Fiction · Plan · Write

Cutting the fluff


You love to write, and you are often quite fond of certain portions of your writing. It’s nice to create something you can be proud of, and you love being able to share these works with others.

However, it can sometimes be these portions that are the most difficult to cut from your work, even when it’s essential that you do so. You’ll tell yourself that they can stay, and try to find ways they add value to the overall story. If you are able to tweak them a bit to keep them relevant, you may be able to keep them. If not, they need to go, even if they are polished and shiny.

Why is it so important to cut fluff like this?

Well, your readers want a well-written story that they can follow. This means staying on task and offering information that is directly relevant to the plot and the character’s development. It’s natural that you will know more about the people and worlds you’ve created than the reader does, and it’s important that you understand how much information to give away in your work. Some things simply won’t be needed, and should be removed from the story.

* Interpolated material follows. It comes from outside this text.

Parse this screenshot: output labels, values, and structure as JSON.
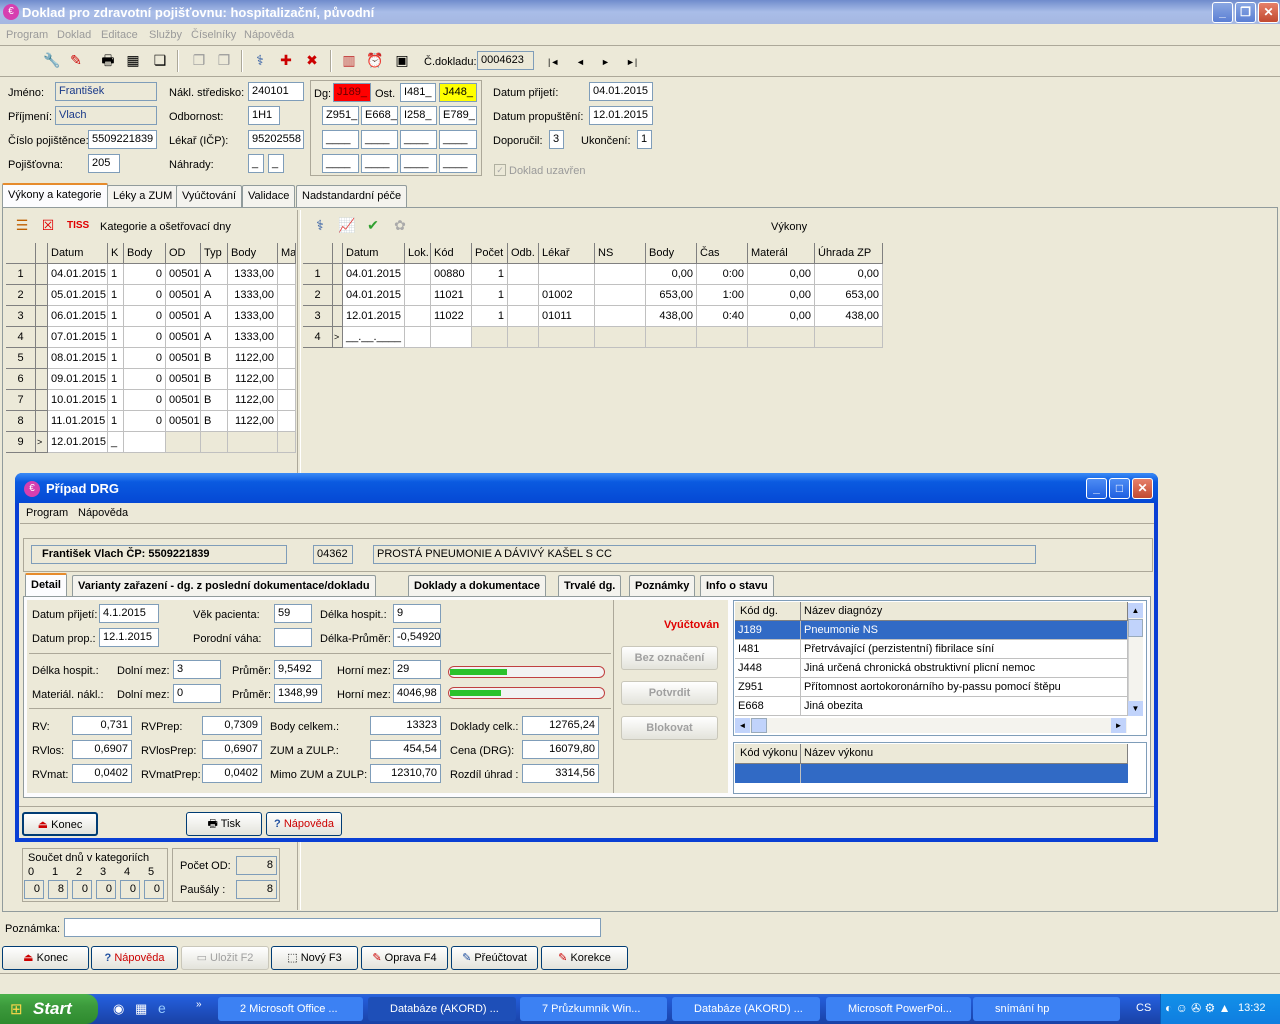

If you give your audience too much information, you run the risk of boring them or confusing them with unnecessary information. It will take them away from the points you are trying to make, and if it does this to an extent that frustrates them, they may put the book down and start reading something new.

You want to keep your writing engaging and your readers at the edge of their seats. Long descriptions and backstories that aren’t directly relevant can slow down the action and really hinder the flow of your story overall. Even if you have a great plot, the reader may not be able to see it due to these distractions.